世田谷区の空き家事情と対策(東京都)

東京都内で進む空き家問題、今回取り上げるのは閑静な住宅街も多い世田谷区です。
今回は世田谷区の空き家の情報と、地域性を利点にしたまちづくりなどの事例を紹介し、空き家活用を目指す方に役に立つ情報をお届けします。

世田谷区の空き家事情と対策(東京都)

東京都世田谷区の空き家事情

それでは世田谷区の空き家事情を見ていきましょう。
東京都都市整備局「空き家の現状と取組」によれば、世田谷区では2013年(成25年)の時点で空き家率10.4%でした。これは全国平均13.5%、東京都平均11.1%と比べても低く、それほど深刻な問題にはなっていないように思えます。
しかし、空家数で言えば5.3万戸と、都内では大田区の6.2万戸に次いで多い数字となっています。空き家率が低いのは、もともと世田谷区の住宅戸数が多いためとも言えます。
また、マンションの空き家率でみると、世田谷区のマンションの空き家率は都区部で最も高く、12.8%にも上ると言われています。そのため、世田谷区の空き家事情は思ったよりもはるかに深刻であると考えられます。

「世田谷らしい空き家等の地域貢献活用」とは?

世田谷らしい空き家を活用した地域貢献について見ていきましょう。
世田谷ではいろいろな空き家対策が行われていますが、空き部屋のある高齢者宅に学生が下宿するプロジェクト「ひとつ屋根の下プロジェクト」もその一つです。
このプロジェクトは、地元の商店主たちが買い物難民救済の為の宅配を行うという目的で、空き家となっているアパートを借り、そこに学生を入居させて、その代りに宅配業務に携わってもらうというちょっと変わったコンセプトとなっています。
日本ではこうした活動はあまり見られないそうですが、フランスなどでは一般化されているようで、日本に定着しさえすれば大きな可能性のある活動だと思われます。
実際に、緊急時の対応など難しい問題を抱えつつも活動は継続しているようで、世田谷区からの情報発信が期待されています。

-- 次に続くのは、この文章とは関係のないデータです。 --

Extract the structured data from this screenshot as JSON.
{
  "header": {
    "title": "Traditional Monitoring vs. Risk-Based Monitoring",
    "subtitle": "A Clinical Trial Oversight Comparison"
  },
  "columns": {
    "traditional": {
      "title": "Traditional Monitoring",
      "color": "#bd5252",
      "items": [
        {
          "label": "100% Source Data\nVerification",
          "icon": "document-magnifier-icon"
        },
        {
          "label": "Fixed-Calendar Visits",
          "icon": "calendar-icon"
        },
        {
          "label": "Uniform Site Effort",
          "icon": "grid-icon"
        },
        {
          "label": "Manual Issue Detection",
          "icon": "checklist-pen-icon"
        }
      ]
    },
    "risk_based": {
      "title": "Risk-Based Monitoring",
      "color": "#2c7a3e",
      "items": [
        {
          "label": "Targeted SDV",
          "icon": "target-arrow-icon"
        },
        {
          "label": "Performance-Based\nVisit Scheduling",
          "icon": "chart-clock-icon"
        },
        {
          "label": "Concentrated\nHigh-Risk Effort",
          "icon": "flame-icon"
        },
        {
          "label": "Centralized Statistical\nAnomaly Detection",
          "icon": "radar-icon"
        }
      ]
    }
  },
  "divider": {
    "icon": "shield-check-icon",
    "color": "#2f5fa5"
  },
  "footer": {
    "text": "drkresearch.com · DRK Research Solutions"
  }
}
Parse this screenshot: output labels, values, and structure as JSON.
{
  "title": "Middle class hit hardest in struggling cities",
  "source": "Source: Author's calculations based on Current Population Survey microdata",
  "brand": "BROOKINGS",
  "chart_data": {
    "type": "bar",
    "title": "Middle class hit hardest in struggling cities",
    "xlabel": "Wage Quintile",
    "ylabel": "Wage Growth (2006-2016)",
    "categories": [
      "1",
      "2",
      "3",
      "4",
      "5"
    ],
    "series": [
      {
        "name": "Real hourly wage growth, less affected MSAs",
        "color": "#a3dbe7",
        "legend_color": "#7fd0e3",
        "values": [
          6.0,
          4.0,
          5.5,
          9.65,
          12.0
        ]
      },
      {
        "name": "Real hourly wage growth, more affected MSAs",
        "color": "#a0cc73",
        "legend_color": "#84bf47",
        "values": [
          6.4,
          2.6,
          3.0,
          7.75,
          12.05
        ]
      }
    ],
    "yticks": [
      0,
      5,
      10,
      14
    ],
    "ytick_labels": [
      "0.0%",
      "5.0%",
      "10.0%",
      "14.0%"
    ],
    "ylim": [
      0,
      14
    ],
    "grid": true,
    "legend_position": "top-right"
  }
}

世田谷区内は駅から徒歩で10分、20分かかる場所もかなり多く、そうした地域の空き家をリノベーションしても利用ニーズがあまりない点が指摘されています。
そうした欠点をふまえ発足したのが「デイサービスと認知症カフェを備えた地域の多世代交流拠点づくり」を掲げたタガヤセ大蔵プロジェクトです。
このプロジェクトによって、時代や地域に取り残された木造アパートを活用し、高齢化社会における生活空間の確保ともに心のよりどころが作られています。

東京都世田谷区の空き家助成制度

世田谷区では、財団法人「世田谷トラストまちづくり」が、空き家だけでなく空き室・空き部屋など、マンションの活用を含めた「空き家等の地域貢献活用企画」を募集しています。この企画が採用され助成対象に選ばれると、1件あたり最大300万円の助成金が受けられます。助成金は空き家を整備するための初期整備費用として、改修工事費用などに活用できます。
また世田谷区では"地域貢献"として、地域交流の活性化や地域コミュニティの再生などを重視しており、助成対象にはこれらに対する良い影響を与えるもの、あるいは新しい価値を生み出す活動をサポートしているのが特徴です。
いままでの活用事例では、「近隣住民との交流を図ることができる高齢者施設」といった高齢者に特化したものや、「地域の農家と連携し、循環型社会を目指すコミュニティカフェ」といった新しい地域活動の可能性を感じさせるものなどがあります。また、都市型社会ではありそうでなかった「子育て中のママ達の情報交換のためのコミュニティスペース」など、最先端と言える空き家の活用事例が世田谷区では見られます。

まとめ

世田谷区の空き家事情と対策、活用事例について見てきました。
空き家数が都内第2位の世田谷区では、特別区の中でも空き家問題に対する対策は急務です。区を上げて空き家対策を行っており、また民間の空き家活用に関する活動も盛んな世田谷区の動向を、今後もぜひ見守っていきたいですね。